2025-09-09
asyncio Basics - async/await and When to Actually Use Them
This post is part 1 of the "Python async" series:
Core Principle
async
/await
is Python's way of writing concurrent code that can handle multiple I/O operations without blocking. The key insight: while one task is waiting for something (network response, file read, database query), other tasks can run. This is cooperative multitasking - tasks voluntarily yield control during waits.
import asyncio
async def fetch_data(url):
# This function can be paused and resumed
await asyncio.sleep(1) # Simulating network delay
return f"Data from {url}"
async def main():
# Run three fetches concurrently
results = await asyncio.gather(
fetch_data("api.example.com/1"),
fetch_data("api.example.com/2"),
fetch_data("api.example.com/3")
)
print(results)
# Run the async code
asyncio.run(main())
This takes roughly 1 second total, not 3, because the waits happen concurrently.
History: async
/await
syntax was introduced in Python 3.5 via PEP 492. Earlier async code used @asyncio.coroutine
and yield from
, but async
/await
is cleaner and now standard.
Useful Extensions
Multiple ways to run concurrent tasks:
# gather - run multiple tasks, collect all results
results = await asyncio.gather(task1(), task2(), task3())
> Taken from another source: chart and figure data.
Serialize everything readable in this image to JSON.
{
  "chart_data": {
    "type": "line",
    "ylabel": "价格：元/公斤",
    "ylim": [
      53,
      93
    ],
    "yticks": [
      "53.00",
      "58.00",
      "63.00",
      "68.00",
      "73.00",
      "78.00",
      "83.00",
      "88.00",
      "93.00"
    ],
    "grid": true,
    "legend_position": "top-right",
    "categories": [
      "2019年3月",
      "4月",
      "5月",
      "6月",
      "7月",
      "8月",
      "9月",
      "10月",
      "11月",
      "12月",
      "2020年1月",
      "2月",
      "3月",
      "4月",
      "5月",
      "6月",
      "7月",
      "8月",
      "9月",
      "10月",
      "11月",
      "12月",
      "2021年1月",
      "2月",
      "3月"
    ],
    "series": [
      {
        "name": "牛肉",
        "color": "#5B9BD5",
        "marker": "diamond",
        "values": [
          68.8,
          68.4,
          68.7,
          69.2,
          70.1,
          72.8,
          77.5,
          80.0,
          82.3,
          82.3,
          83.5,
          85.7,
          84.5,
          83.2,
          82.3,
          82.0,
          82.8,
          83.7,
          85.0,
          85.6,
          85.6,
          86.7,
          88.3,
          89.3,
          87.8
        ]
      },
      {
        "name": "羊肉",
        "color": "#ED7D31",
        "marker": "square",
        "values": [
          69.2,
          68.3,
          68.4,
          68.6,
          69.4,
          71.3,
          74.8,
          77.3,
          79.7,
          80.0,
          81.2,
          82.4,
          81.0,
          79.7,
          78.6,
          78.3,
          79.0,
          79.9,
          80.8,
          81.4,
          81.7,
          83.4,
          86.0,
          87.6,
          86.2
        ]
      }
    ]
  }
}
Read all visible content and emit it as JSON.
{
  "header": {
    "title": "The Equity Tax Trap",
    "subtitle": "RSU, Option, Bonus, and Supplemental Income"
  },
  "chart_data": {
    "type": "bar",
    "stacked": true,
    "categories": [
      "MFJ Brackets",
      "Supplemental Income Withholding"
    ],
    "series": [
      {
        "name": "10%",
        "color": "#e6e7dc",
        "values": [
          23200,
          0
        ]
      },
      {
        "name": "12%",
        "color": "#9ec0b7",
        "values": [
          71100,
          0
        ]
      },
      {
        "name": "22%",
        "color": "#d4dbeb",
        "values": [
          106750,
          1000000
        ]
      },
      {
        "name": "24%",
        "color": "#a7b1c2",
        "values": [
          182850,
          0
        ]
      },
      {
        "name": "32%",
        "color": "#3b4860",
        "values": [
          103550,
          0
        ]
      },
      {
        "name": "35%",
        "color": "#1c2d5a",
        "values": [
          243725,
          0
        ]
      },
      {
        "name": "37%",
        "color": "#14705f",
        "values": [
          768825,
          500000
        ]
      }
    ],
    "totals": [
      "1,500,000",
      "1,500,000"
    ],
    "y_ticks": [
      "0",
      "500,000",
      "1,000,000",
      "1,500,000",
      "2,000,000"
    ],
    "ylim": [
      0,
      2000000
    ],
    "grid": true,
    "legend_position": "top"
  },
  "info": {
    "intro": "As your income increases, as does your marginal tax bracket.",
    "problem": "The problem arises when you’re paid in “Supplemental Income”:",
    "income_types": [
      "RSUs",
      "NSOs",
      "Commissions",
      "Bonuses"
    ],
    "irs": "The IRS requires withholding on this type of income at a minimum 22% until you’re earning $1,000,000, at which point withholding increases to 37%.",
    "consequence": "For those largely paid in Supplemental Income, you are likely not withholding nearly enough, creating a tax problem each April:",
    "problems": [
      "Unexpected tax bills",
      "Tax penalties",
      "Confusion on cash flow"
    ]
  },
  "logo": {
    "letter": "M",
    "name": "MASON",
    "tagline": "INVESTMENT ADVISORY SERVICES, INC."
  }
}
# create_task - start a task in the background
task = asyncio.create_task(long_running_operation())
# Do other stuff
result = await task # Wait for it when you need the result
# as_completed - process results as they finish
for coro in asyncio.as_completed([task1(), task2(), task3()]):
result = await coro
print(f"Got result: {result}")
Async context managers and iterators:
# Async context manager
async with aiohttp.ClientSession() as session:
async with session.get(url) as response:
data = await response.text()
# Async iterator
async for item in async_generator():
process(item)
Timeouts and cancellation:
try:
result = await asyncio.wait_for(slow_operation(), timeout=5.0)
except asyncio.TimeoutError:
print("Operation took too long")
# Cancel a running task
task = asyncio.create_task(operation())
task.cancel()
Specific Use Cases
When async actually helps - I/O-bound operations where you're waiting for external resources:
- HTTP requests to APIs (using
aiohttp
orhttpx
) - Database queries (using
asyncpg
,motor
for MongoDB) - Reading/writing files (using
aiofiles
) - WebSocket connections
- Microservice communication
When async doesn't help - CPU-bound work like calculations, data processing, or image manipulation. Async doesn't give you parallelism for compute work - for that you need multiprocessing
or threads (and threads don't help much due to the GIL). Async is about doing other things while waiting, not doing multiple CPU-intensive things simultaneously.
Real-world example where async shines:
# Without async: 10 API calls taking 1 second each = 10 seconds total
# With async: 10 API calls taking 1 second each = ~1 second total
async def fetch_user_data(user_ids):
async with aiohttp.ClientSession() as session:
tasks = [fetch_user(session, uid) for uid in user_ids]
return await asyncio.gather(*tasks)
async def fetch_user(session, user_id):
async with session.get(f"api.example.com/users/{user_id}") as resp:
return await resp.json()
Nuances
You can't mix sync and async freely - once you go async, you need an async ecosystem. You can't await
in a regular function, and you can't call regular blocking functions in async code without consequences:
async def bad_example():
# This blocks the entire event loop!
time.sleep(5) # Wrong - use await asyncio.sleep(5)
# This also blocks everything
requests.get(url) # Wrong - use aiohttp or httpx async client
async def good_example():
await asyncio.sleep(5) # Non-blocking sleep
async with aiohttp.ClientSession() as session:
await session.get(url) # Non-blocking HTTP
Running blocking code when necessary - sometimes you have to use a blocking library. Use run_in_executor
to run it in a thread pool:
import asyncio
from concurrent.futures import ThreadPoolExecutor
async def use_blocking_library():
loop = asyncio.get_event_loop()
# Run blocking code in a thread
result = await loop.run_in_executor(
None, # Use default executor
blocking_function,
arg1, arg2
)
return result
The event loop is the engine - asyncio.run()
creates an event loop, runs your main coroutine, and cleans up. In older code you'll see manual loop management with loop.run_until_complete()
, but asyncio.run()
(added in Python 3.7) is simpler.
Common mistake - forgetting await:
async def fetch_data():
return "data"
async def main():
result = fetch_data() # Wrong! This is a coroutine object, not the result
print(result) # Prints: <coroutine object fetch_data at 0x...>
result = await fetch_data() # Correct
print(result) # Prints: data
When NOT to use async - if you're only doing one I/O operation at a time, regular synchronous code is simpler and just as fast. Async adds complexity (mental overhead, debugging difficulty, library compatibility) that's only worth it when you're doing multiple I/O operations concurrently. A script that makes one API call doesn't benefit from async. A web scraper hitting 100 URLs does.